"
"On the contrary, I intend to make a display of magnificence _a la_
Louis XIV.," said Crevel, who of late had held the eighteenth century
rather cheap. "I have ordered new carriages; there is one for monsieur
and one for madame, two neat coupes; and a chaise, a handsome
traveling carriage with a splendid hammercloth, on springs that
tremble like Madame Hulot."
"Oh, ho! _You intend?_--Then you have ceased to be my lamb?--No, no,
my friend, you will do what _I_ intend. We will sign the contract
quietly--just ourselves--this afternoon. Then, on Wednesday, we will
be regularly married, really married, in mufti, as my poor mother
would have said. We will walk to church, plainly dressed, and have
only a low mass.

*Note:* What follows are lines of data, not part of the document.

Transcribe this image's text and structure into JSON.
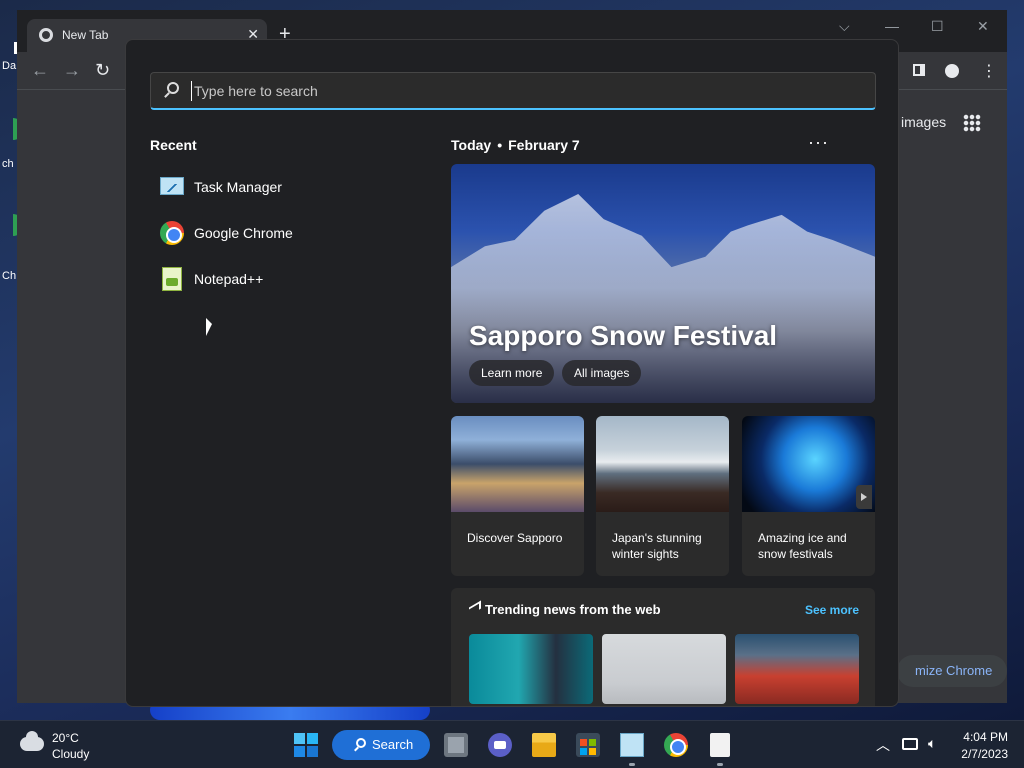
{
  "desktop": {
    "labels": [
      "Da",
      "ch",
      "Ch"
    ]
  },
  "chrome": {
    "tab_title": "New Tab",
    "tab_close": "✕",
    "new_tab": "+",
    "images_link": "images",
    "customize_label": "mize Chrome",
    "controls": {
      "dropdown": "⌵",
      "minimize": "—",
      "maximize": "☐",
      "close": "✕"
    },
    "nav": {
      "back": "←",
      "forward": "→",
      "reload": "↻"
    }
  },
  "flyout": {
    "search": {
      "placeholder": "Type here to search",
      "value": ""
    },
    "recent": {
      "title": "Recent",
      "items": [
        {
          "label": "Task Manager",
          "icon": "task-manager-icon"
        },
        {
          "label": "Google Chrome",
          "icon": "chrome-icon"
        },
        {
          "label": "Notepad++",
          "icon": "notepad-plus-plus-icon"
        }
      ]
    },
    "highlights": {
      "day": "Today",
      "date": "February 7",
      "more": "···",
      "hero": {
        "title": "Sapporo Snow Festival",
        "buttons": [
          "Learn more",
          "All images"
        ]
      },
      "cards": [
        {
          "label": "Discover Sapporo"
        },
        {
          "label": "Japan's stunning winter sights"
        },
        {
          "label": "Amazing ice and snow festivals"
        }
      ],
      "trending": {
        "title": "Trending news from the web",
        "see_more": "See more"
      }
    }
  },
  "taskbar": {
    "weather": {
      "temp": "20°C",
      "condition": "Cloudy"
    },
    "search_label": "Search",
    "apps": [
      "start-icon",
      "task-view-icon",
      "chat-icon",
      "file-explorer-icon",
      "store-icon",
      "task-manager-icon",
      "chrome-icon",
      "notepad-icon"
    ],
    "clock": {
      "time": "4:04 PM",
      "date": "2/7/2023"
    }
  },
  "colors": {
    "accent": "#4cc2ff",
    "search_pill": "#1f6fd6",
    "flyout_bg": "#1f2023",
    "card_bg": "#2b2b2b"
  }
}
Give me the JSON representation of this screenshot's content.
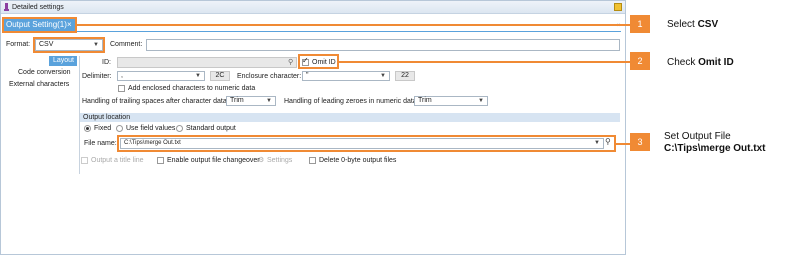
{
  "window": {
    "title": "Detailed settings"
  },
  "tab": {
    "label": "Output Setting(1)"
  },
  "colors": {
    "accent": "#5aa2dc",
    "callout": "#f08a34"
  },
  "format": {
    "label": "Format:",
    "value": "CSV"
  },
  "comment": {
    "label": "Comment:",
    "value": ""
  },
  "side_tabs": [
    "Layout",
    "Code conversion",
    "External characters"
  ],
  "id": {
    "label": "ID:",
    "value": ""
  },
  "omit_id": {
    "label": "Omit ID",
    "checked": true
  },
  "delimiter": {
    "label": "Delimiter:",
    "value": ",",
    "code": "2C"
  },
  "enclosure": {
    "label": "Enclosure character:",
    "value": "\"",
    "code": "22"
  },
  "add_enclosed": {
    "label": "Add enclosed characters to numeric data",
    "checked": false
  },
  "trailing": {
    "label": "Handling of trailing spaces after character data:",
    "value": "Trim"
  },
  "leading": {
    "label": "Handling of leading zeroes in numeric data:",
    "value": "Trim"
  },
  "output_location": {
    "heading": "Output location",
    "options": [
      "Fixed",
      "Use field values",
      "Standard output"
    ],
    "selected": "Fixed",
    "file_name_label": "File name:",
    "file_name_value": "C:\\Tips\\merge Out.txt"
  },
  "bottom": {
    "output_title_line": "Output a title line",
    "enable_changeover": "Enable output file changeover",
    "settings": "Settings",
    "delete_zero_byte": "Delete 0-byte output files"
  },
  "callouts": [
    {
      "number": "1",
      "text_prefix": "Select ",
      "text_bold": "CSV"
    },
    {
      "number": "2",
      "text_prefix": "Check ",
      "text_bold": "Omit ID"
    },
    {
      "number": "3",
      "text_line1": "Set Output File",
      "text_line2": "C:\\Tips\\merge Out.txt"
    }
  ]
}
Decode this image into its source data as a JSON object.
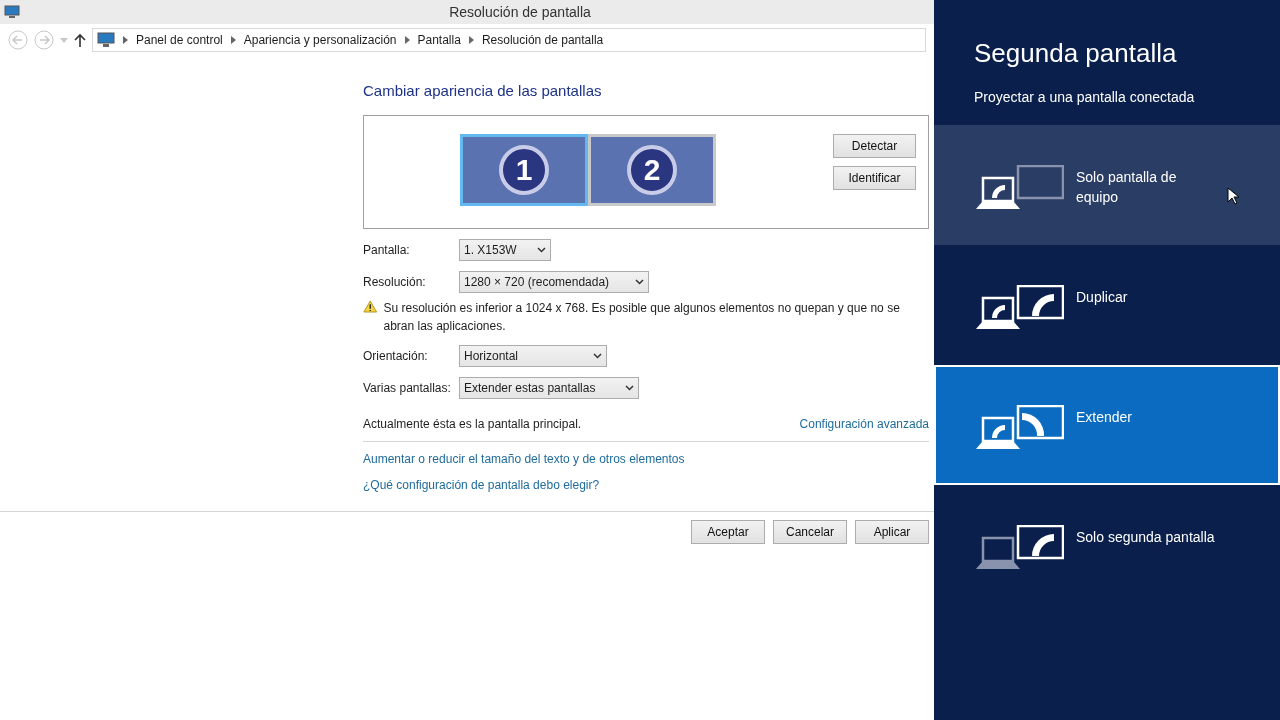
{
  "window": {
    "title": "Resolución de pantalla"
  },
  "breadcrumb": [
    "Panel de control",
    "Apariencia y personalización",
    "Pantalla",
    "Resolución de pantalla"
  ],
  "heading": "Cambiar apariencia de las pantallas",
  "monitors": [
    {
      "label": "1",
      "selected": true
    },
    {
      "label": "2",
      "selected": false
    }
  ],
  "side_buttons": [
    "Detectar",
    "Identificar"
  ],
  "fields": [
    {
      "label": "Pantalla:",
      "value": "1. X153W"
    },
    {
      "label": "Resolución:",
      "value": "1280 × 720 (recomendada)"
    },
    {
      "label": "Orientación:",
      "value": "Horizontal"
    },
    {
      "label": "Varias pantallas:",
      "value": "Extender estas pantallas"
    }
  ],
  "warning": "Su resolución es inferior a 1024 x 768. Es posible que algunos elementos no quepan y que no se abran las aplicaciones.",
  "main_display_note": "Actualmente ésta es la pantalla principal.",
  "advanced_link": "Configuración avanzada",
  "links": [
    "Aumentar o reducir el tamaño del texto y de otros elementos",
    "¿Qué configuración de pantalla debo elegir?"
  ],
  "buttons": [
    "Aceptar",
    "Cancelar",
    "Aplicar"
  ],
  "projection_panel": {
    "title": "Segunda pantalla",
    "subtitle": "Proyectar a una pantalla conectada",
    "options": [
      {
        "kind": "pc_only",
        "label": "Solo pantalla de equipo",
        "selected": false,
        "hovered": true
      },
      {
        "kind": "duplicate",
        "label": "Duplicar",
        "selected": false,
        "hovered": false
      },
      {
        "kind": "extend",
        "label": "Extender",
        "selected": true,
        "hovered": false
      },
      {
        "kind": "second_only",
        "label": "Solo segunda pantalla",
        "selected": false,
        "hovered": false
      }
    ]
  }
}
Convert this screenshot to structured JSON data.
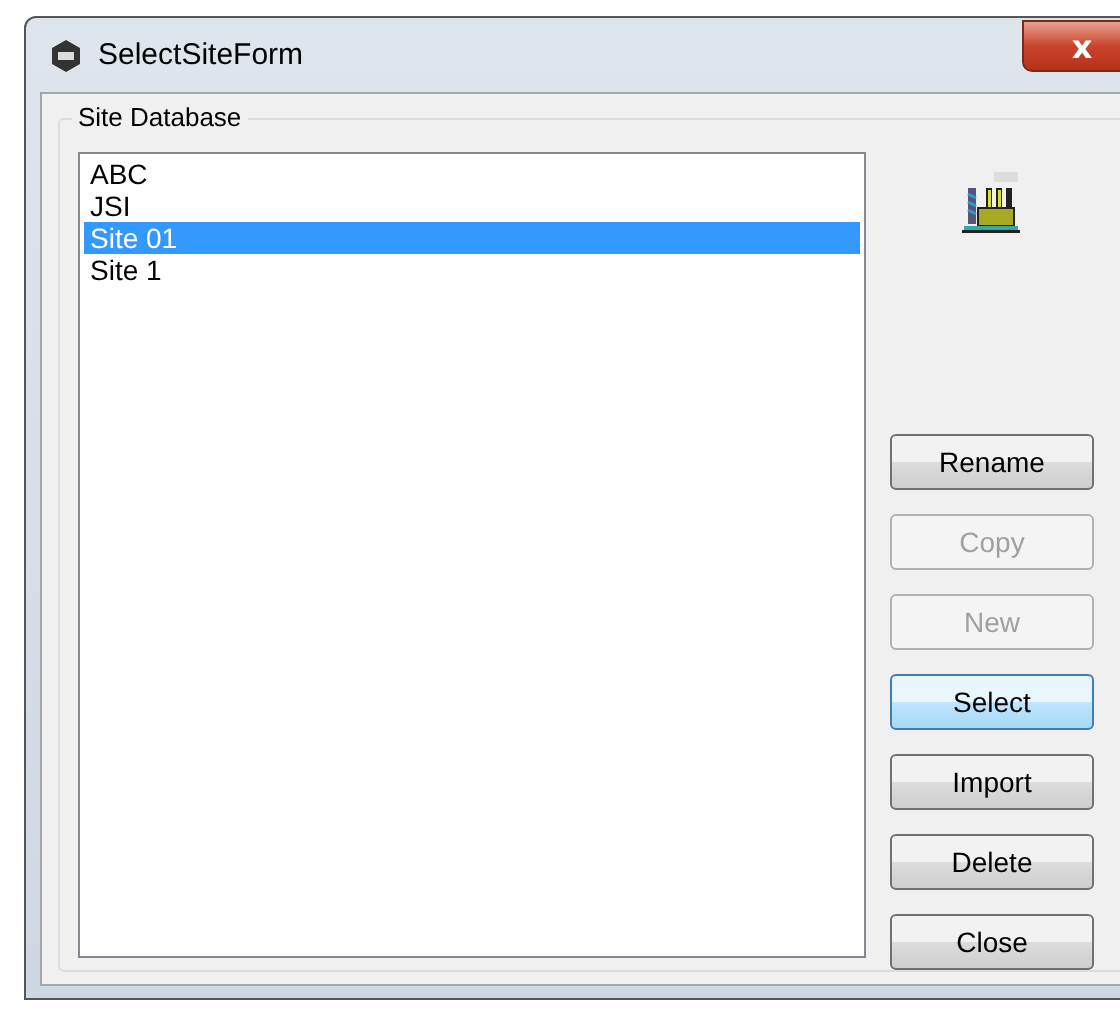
{
  "window": {
    "title": "SelectSiteForm",
    "close_label": "x"
  },
  "group": {
    "title": "Site Database"
  },
  "sites": [
    {
      "name": "ABC",
      "selected": false
    },
    {
      "name": "JSI",
      "selected": false
    },
    {
      "name": "Site 01",
      "selected": true
    },
    {
      "name": "Site 1",
      "selected": false
    }
  ],
  "buttons": [
    {
      "label": "Rename",
      "disabled": false,
      "focused": false
    },
    {
      "label": "Copy",
      "disabled": true,
      "focused": false
    },
    {
      "label": "New",
      "disabled": true,
      "focused": false
    },
    {
      "label": "Select",
      "disabled": false,
      "focused": true
    },
    {
      "label": "Import",
      "disabled": false,
      "focused": false
    },
    {
      "label": "Delete",
      "disabled": false,
      "focused": false
    },
    {
      "label": "Close",
      "disabled": false,
      "focused": false
    }
  ]
}
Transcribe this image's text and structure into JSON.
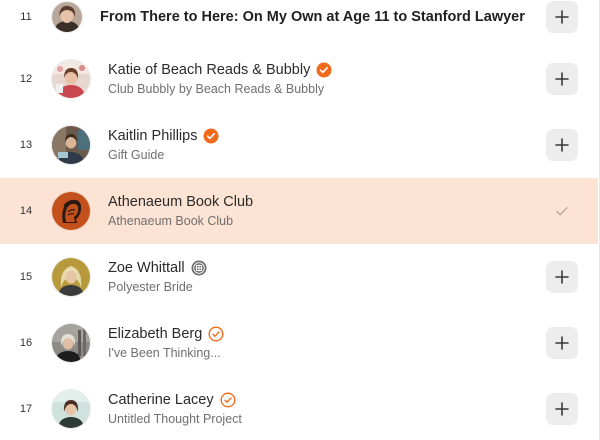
{
  "colors": {
    "accent": "#f26b1d",
    "selected_row_bg": "#fde3d3",
    "button_bg": "#ededed"
  },
  "rows": [
    {
      "rank": "11",
      "name": "From There to Here: On My Own at Age 11 to Stanford Lawyer",
      "subtitle": "",
      "badge": "",
      "state": "add"
    },
    {
      "rank": "12",
      "name": "Katie of Beach Reads & Bubbly",
      "subtitle": "Club Bubbly by Beach Reads & Bubbly",
      "badge": "verified-filled-icon",
      "state": "add"
    },
    {
      "rank": "13",
      "name": "Kaitlin Phillips",
      "subtitle": "Gift Guide",
      "badge": "verified-filled-icon",
      "state": "add"
    },
    {
      "rank": "14",
      "name": "Athenaeum Book Club",
      "subtitle": "Athenaeum Book Club",
      "badge": "",
      "state": "subscribed"
    },
    {
      "rank": "15",
      "name": "Zoe Whittall",
      "subtitle": "Polyester Bride",
      "badge": "gray-emblem-icon",
      "state": "add"
    },
    {
      "rank": "16",
      "name": "Elizabeth Berg",
      "subtitle": "I've Been Thinking...",
      "badge": "verified-outline-icon",
      "state": "add"
    },
    {
      "rank": "17",
      "name": "Catherine Lacey",
      "subtitle": "Untitled Thought Project",
      "badge": "verified-outline-icon",
      "state": "add"
    }
  ]
}
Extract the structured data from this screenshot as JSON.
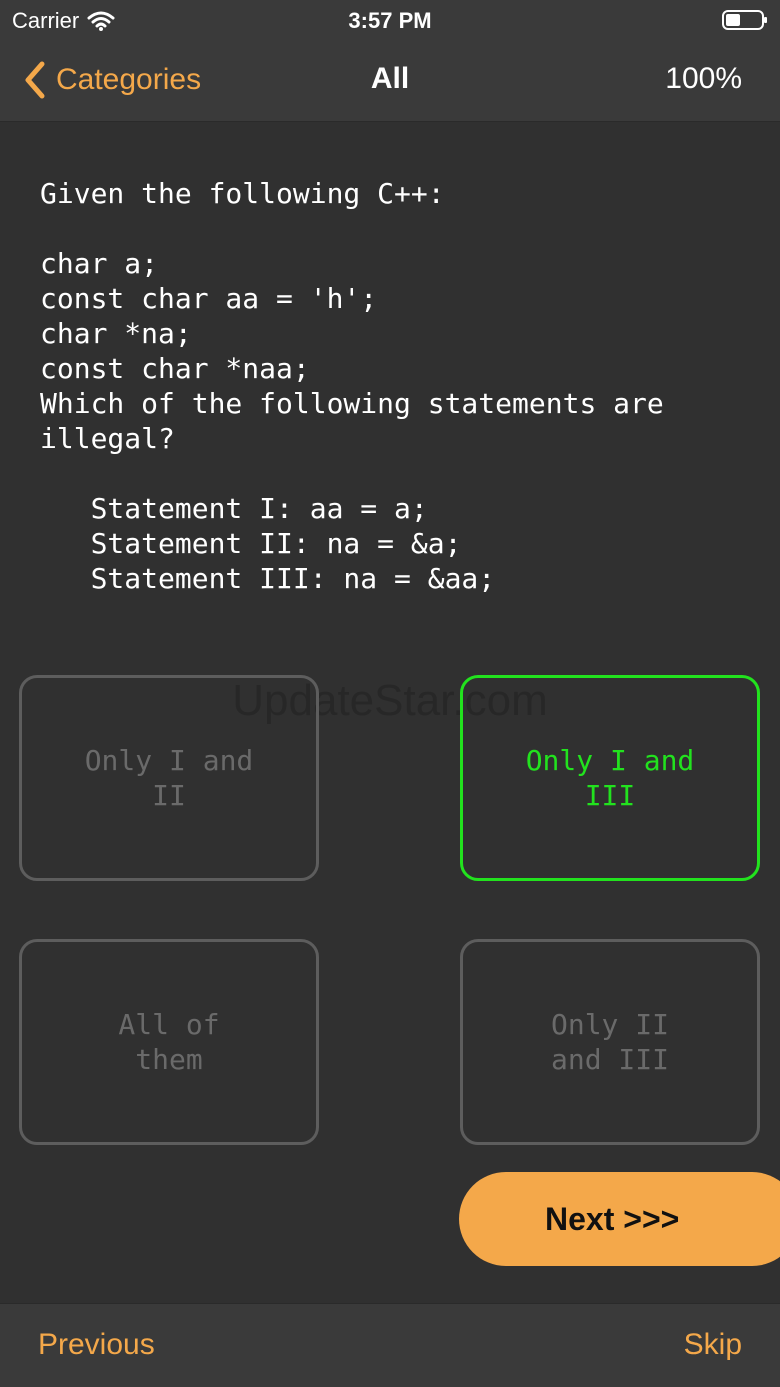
{
  "status_bar": {
    "carrier": "Carrier",
    "time": "3:57 PM"
  },
  "nav": {
    "back_label": "Categories",
    "title": "All",
    "progress": "100%"
  },
  "question": {
    "text": "Given the following C++:\n\nchar a;\nconst char aa = 'h';\nchar *na;\nconst char *naa;\nWhich of the following statements are\nillegal?\n\n   Statement I: aa = a;\n   Statement II: na = &a;\n   Statement III: na = &aa;"
  },
  "watermark": "UpdateStar.com",
  "options": [
    {
      "label": "Only I and II",
      "selected": false
    },
    {
      "label": "Only I and III",
      "selected": true
    },
    {
      "label": "All of them",
      "selected": false
    },
    {
      "label": "Only II and III",
      "selected": false
    }
  ],
  "next_label": "Next >>>",
  "bottom_bar": {
    "previous_label": "Previous",
    "skip_label": "Skip"
  },
  "colors": {
    "accent": "#f4a84a",
    "selected": "#22e21e",
    "background": "#303030",
    "bar": "#3a3a3a"
  },
  "icons": {
    "wifi": "wifi-icon",
    "battery": "battery-icon",
    "back": "back-chevron-icon"
  }
}
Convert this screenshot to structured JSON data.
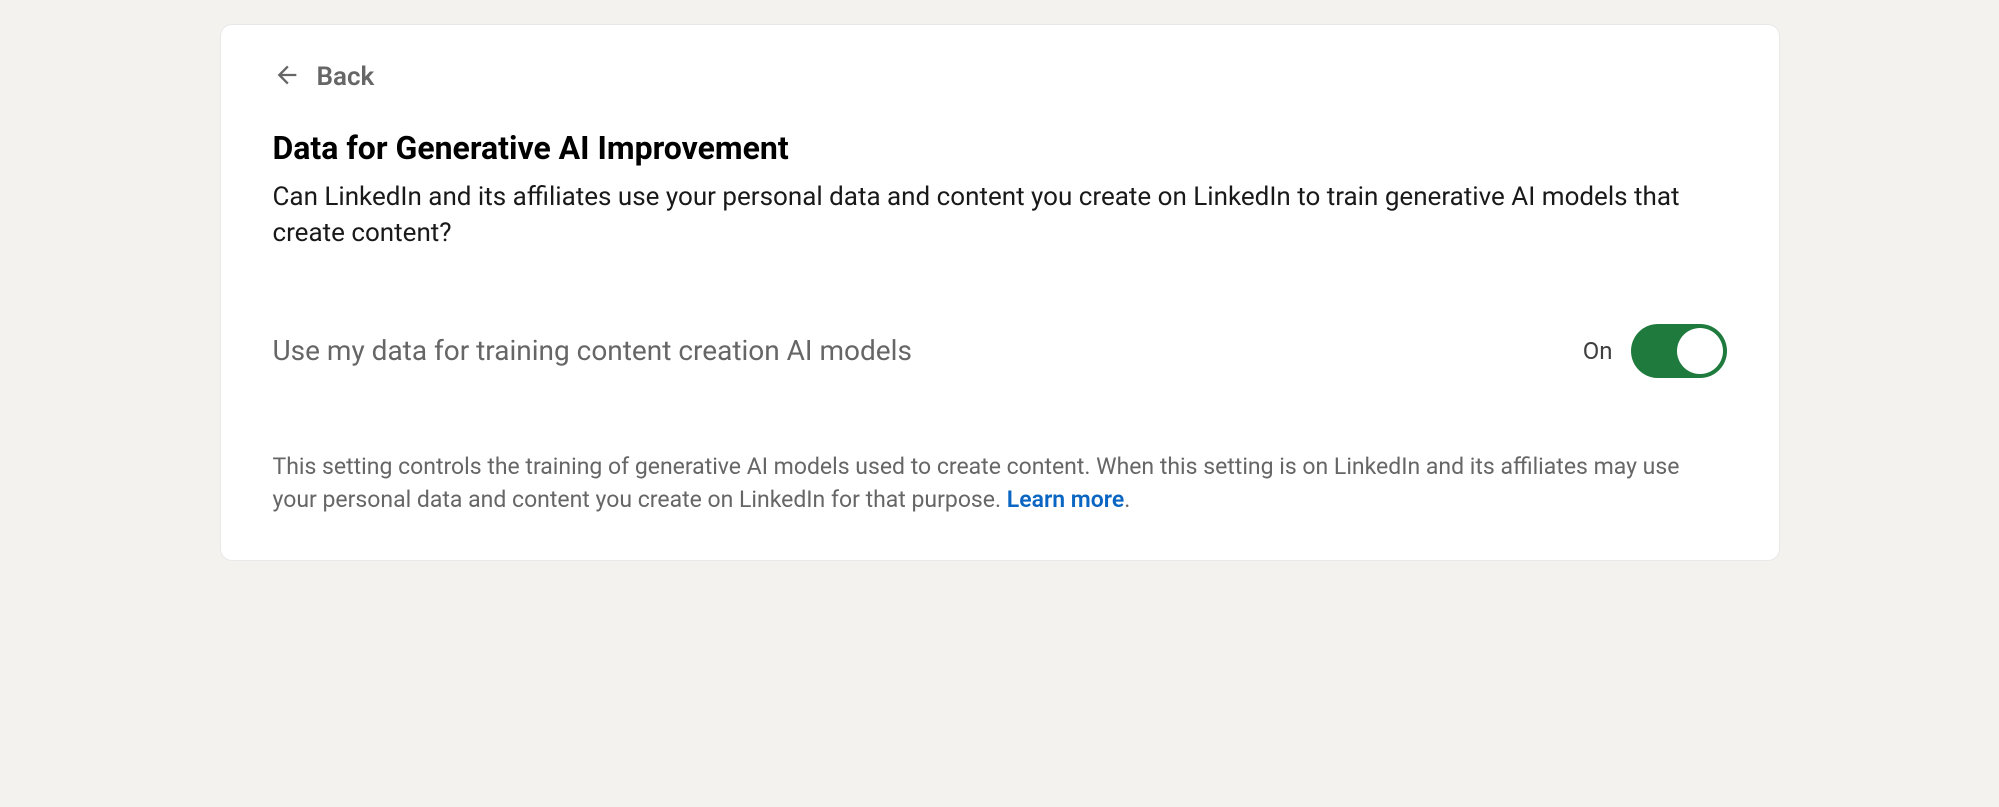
{
  "nav": {
    "back_label": "Back"
  },
  "header": {
    "title": "Data for Generative AI Improvement",
    "description": "Can LinkedIn and its affiliates use your personal data and content you create on LinkedIn to train generative AI models that create content?"
  },
  "setting": {
    "label": "Use my data for training content creation AI models",
    "state_label": "On",
    "enabled": true
  },
  "footer": {
    "text": "This setting controls the training of generative AI models used to create content. When this setting is on LinkedIn and its affiliates may use your personal data and content you create on LinkedIn for that purpose. ",
    "learn_more_label": "Learn more",
    "period": "."
  },
  "colors": {
    "toggle_on": "#1f7a3e",
    "link": "#0a66c2",
    "background": "#f3f2ef"
  }
}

Our witnesses are Stidmann, Steinbock, Vignon, and
Massol, all wide-awake men, who will be at the mairie by chance, and
who will so far sacrifice themselves as to attend mass.
"Your colleague will perform the civil marriage, for once in a way, as
early as half-past nine. Mass is at ten; we shall be at home to
breakfast by half-past eleven.
"I have promised our guests that we will sit at table till the
evening. There will be Bixiou, your old official chum du Tillet,
Lousteau, Vernisset, Leon de Lora, Vernou, all the wittiest men in
Paris, who will not know that we are married.